Staliśmy tak chwilę w milczeniu. Na szczęście mnie nie odepchnął, tylko również objął.
- Wcale nie musisz robić wszystkiego - powiedział cicho. - Ale pójście z tym facetem, to naprawdę była głupota.
- Przepraszam...
- No już, w porządku. Tylko nie rób tak więcej - mruknął, głaszcząc moje plecy. - Nie chcę, żeby znowu ktoś cię skrzywdził, ale czasem naprawdę nie da się przewidzieć co jeszcze strzeli ci do głowy...
Jestem głupi. Jak mogłem w ogóle pomyśleć, żeby z nim pójść? Powinienem zostać i wierzyć, że mój pan sam sobie poradzi...
- Wracajmy już do domu... - poprosiłem.
- Dobry pomysł.
Mój właściciel odebrał klucze z miejsca, które wyglądało jak recepcja. Wsiedliśmy do auta i opuściliśmy willę. Po drodze pan wyjaśnił mi, że niedługo pojedzie do tamtej firmy, by podpisać kontrakt. Tym razem już nie martwiłem się, że coś mi się stanie w rezydencji, gdy jego tam nie będzie.
Reszta drogi minęła nam w milczeniu. Za szybą było już ciemno, więc nie widziałem zbyt wiele, ale wpatrując się tak w tę ciemność, coś sobie uświadomiłem. Kiedy zobaczyłem, że się o mnie martwił, obudziło się we mnie poczucie winy.

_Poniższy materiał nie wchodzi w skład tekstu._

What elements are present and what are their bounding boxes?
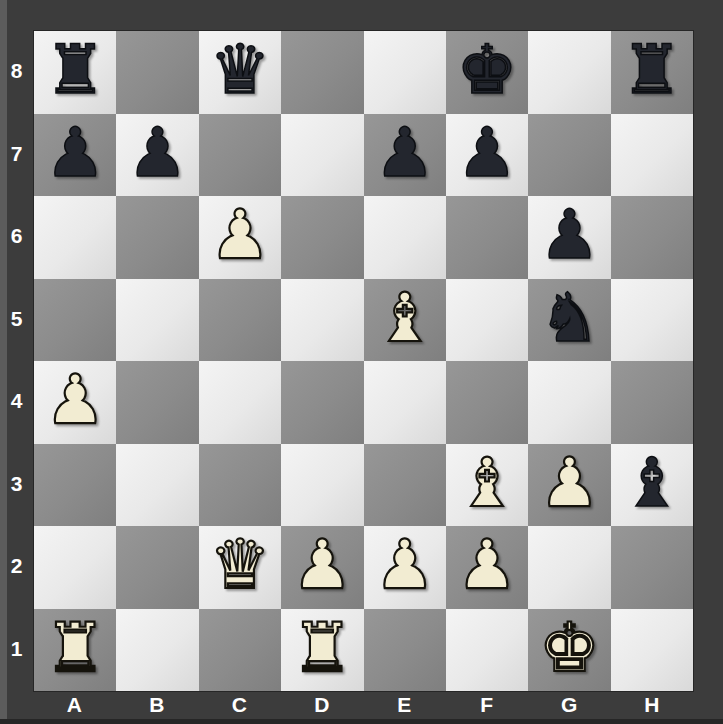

Wiedziałem, że zrobiłem źle i nie chciałem go rozczarować. Bałem się, że będzie na mnie zły, ale to, że go zawiodłem było gorsze.
Był dla mnie dobry, a ja bezczelnie marnowałem każdą okazję, by mu się za to odwdzięczyć. Nie miałem pojęcia, kiedy ten strach i chęć przypodobania się zastąpiło inne uczucie. Gdy pomyślałem o tym, że jakiś czas temu zamierzałem wyznać mu fałszywe uczucie, poczułem wstręt do samego siebie.